Как пишет П.М. Минин, «в мистике возникает сознание (которое и можно рассматривать как начало собственно мистического самосознания), что бесконечное <…> не вне него и не далеко от него, но оно — здесь, в нем самом, что оно не есть что-либо чуждое и инородное для него, а нечто родственное и имманентное ему, составляющее основу его бытия, что нужно только освободить дух от последних покровов феноменального бытия, чтобы он вошел в эту основу, слился с ней» (14).

Суфий X века Халладжа выразил свое переживание единства с Богом в стихах: «Я — Он, Кого люблю, а Он, Кого люблю, Он — я. | Мы — духа два, что одно тело. | И, глядя на меня, Его ты видишь, | А, глядя на Него, ты видишь нас обоих» (2, 268).

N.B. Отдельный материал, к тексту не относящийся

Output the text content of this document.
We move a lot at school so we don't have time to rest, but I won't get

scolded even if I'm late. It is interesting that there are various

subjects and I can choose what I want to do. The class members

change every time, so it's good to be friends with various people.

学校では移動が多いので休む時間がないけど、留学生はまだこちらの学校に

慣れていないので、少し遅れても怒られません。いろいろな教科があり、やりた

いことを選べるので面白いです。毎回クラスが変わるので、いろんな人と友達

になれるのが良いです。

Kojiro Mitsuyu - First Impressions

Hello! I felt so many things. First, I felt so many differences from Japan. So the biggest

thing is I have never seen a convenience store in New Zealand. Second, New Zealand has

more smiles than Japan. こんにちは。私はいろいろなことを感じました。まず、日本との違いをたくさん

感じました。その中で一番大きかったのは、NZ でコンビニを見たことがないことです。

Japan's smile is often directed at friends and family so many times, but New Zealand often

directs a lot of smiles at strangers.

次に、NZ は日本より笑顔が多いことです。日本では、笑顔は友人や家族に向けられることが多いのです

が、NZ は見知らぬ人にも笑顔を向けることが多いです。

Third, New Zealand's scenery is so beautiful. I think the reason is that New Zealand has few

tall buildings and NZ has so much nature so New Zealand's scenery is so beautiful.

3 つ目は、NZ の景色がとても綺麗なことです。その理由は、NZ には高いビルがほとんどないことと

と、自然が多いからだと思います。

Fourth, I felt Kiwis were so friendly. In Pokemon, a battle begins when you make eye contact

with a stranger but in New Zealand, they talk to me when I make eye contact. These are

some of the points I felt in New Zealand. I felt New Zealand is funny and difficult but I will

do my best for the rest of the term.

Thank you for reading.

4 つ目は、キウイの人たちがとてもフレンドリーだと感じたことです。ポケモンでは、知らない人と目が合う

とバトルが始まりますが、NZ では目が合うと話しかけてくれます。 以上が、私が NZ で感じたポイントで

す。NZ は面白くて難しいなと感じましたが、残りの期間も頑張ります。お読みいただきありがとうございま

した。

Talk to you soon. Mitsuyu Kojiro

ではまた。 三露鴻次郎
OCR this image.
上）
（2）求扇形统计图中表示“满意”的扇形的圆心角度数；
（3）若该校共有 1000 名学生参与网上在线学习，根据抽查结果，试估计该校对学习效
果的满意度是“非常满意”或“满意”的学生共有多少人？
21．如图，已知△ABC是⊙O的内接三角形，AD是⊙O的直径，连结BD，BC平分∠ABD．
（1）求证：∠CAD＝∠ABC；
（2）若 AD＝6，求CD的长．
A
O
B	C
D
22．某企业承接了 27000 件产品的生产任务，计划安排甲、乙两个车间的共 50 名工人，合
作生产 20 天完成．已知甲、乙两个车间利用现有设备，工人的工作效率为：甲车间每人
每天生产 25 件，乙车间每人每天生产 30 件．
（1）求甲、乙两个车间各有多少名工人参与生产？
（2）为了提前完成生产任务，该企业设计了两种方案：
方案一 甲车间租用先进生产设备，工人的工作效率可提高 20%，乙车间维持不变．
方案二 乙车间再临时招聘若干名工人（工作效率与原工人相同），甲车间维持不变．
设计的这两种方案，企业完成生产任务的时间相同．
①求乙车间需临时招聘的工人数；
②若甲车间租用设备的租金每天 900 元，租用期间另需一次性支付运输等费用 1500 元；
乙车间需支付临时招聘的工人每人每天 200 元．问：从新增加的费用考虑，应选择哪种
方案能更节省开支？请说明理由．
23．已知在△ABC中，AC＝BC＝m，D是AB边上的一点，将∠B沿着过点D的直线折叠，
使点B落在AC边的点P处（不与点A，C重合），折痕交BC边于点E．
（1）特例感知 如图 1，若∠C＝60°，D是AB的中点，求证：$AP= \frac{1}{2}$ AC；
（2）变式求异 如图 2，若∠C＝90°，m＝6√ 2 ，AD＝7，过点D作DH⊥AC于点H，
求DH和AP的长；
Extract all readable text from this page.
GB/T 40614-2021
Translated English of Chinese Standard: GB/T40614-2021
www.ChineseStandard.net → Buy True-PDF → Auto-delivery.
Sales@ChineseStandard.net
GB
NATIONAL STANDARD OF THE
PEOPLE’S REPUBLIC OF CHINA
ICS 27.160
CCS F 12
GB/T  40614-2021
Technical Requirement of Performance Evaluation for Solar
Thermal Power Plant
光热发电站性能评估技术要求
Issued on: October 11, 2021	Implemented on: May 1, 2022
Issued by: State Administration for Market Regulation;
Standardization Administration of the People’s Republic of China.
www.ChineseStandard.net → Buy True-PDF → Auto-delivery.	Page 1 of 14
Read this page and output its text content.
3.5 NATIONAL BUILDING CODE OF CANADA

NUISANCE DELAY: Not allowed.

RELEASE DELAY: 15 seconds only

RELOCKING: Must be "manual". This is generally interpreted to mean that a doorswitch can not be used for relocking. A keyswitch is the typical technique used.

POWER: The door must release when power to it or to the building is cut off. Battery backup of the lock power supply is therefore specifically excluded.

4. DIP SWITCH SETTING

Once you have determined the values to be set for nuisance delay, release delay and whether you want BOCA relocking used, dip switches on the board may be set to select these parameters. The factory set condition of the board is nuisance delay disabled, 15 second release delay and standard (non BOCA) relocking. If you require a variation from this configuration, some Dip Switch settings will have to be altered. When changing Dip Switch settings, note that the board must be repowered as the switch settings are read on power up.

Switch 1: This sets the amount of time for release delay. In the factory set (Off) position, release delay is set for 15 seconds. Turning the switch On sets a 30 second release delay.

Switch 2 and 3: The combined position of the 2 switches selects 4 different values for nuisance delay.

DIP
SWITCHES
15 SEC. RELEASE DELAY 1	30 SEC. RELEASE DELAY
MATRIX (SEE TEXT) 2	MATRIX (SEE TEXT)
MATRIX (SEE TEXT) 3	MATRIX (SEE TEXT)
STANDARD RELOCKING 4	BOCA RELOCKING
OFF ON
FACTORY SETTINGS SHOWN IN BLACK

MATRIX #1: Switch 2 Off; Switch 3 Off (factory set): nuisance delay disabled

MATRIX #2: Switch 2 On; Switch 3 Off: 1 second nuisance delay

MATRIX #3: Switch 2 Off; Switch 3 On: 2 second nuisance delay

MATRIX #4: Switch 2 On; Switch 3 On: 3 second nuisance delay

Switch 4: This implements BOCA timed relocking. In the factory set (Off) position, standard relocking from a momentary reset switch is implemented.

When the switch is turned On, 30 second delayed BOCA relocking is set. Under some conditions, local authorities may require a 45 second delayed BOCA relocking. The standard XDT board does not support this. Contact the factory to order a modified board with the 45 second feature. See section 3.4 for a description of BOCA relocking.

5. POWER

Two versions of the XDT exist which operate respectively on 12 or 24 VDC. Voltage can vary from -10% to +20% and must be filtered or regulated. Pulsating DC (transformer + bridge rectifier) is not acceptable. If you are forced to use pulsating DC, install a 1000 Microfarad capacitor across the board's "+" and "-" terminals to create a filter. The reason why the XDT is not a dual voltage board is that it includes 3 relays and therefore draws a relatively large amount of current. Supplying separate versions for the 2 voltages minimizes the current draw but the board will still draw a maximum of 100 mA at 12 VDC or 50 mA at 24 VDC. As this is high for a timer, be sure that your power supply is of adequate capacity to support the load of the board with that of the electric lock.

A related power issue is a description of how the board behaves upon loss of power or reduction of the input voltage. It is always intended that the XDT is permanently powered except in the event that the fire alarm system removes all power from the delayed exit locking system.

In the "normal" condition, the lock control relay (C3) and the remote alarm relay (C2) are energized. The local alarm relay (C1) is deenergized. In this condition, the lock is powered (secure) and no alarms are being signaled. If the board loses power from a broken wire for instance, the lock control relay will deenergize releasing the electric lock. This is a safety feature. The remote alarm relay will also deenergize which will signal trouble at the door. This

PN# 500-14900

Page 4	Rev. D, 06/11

Сравните с ним слова западного мистика-доминиканца Мейстера Экхарта (1260-1327): «Но если я познаю Его без посредства, я стану вполне Он, а Он — я! <…> Бог должен стать “я”, а “я”— Богом, так всецело одним, чтоб этот Он и это “я” стали Одно и так пребыли — как чистое бытие, — чтоб и творить в вечности единое дело!» (13, 148-149).

Игнатий Лойола (1491-1556), ставший для Сервантеса прообразом Дон Кихота, разделял лютеранский принцип свидетельства в духе. Пережив мистический опыт, он основал орден иезуитов («рыцарей Иисуса») и разработал систему «Духовных упражнений» для «обращения грешников». В работе «Правила для более совершенного распознавания духов» Лойола определил критерий обращения. Его не надо доказывать, но каждый сам знает непосредственно, когда это практически происходит с ним. Возвышение ума, радость и умиротворенность (сотворение мира в душе) — знак совершенного обращения, явление Святого Духа. И наоборот, рассеянность, скука, тревога и скорбь обусловлены продолжающейся борьбой с гетерономией. Как и протестанты, иезуиты переживали присутствие живого Бога, энергия которого наполняла монахов бесстрашием и радостной уверенностью в личном бессмертии. Такая уверенность возникала именно после опыта умирания и возрождения. Я уже умер как «ветхий» человек, какой же смерти мне еще страшиться? Смерти нет! Это духовное рождение есть обособление для себя свободного духа, обретение им достоверности своей свободы, самосознание своего бытия.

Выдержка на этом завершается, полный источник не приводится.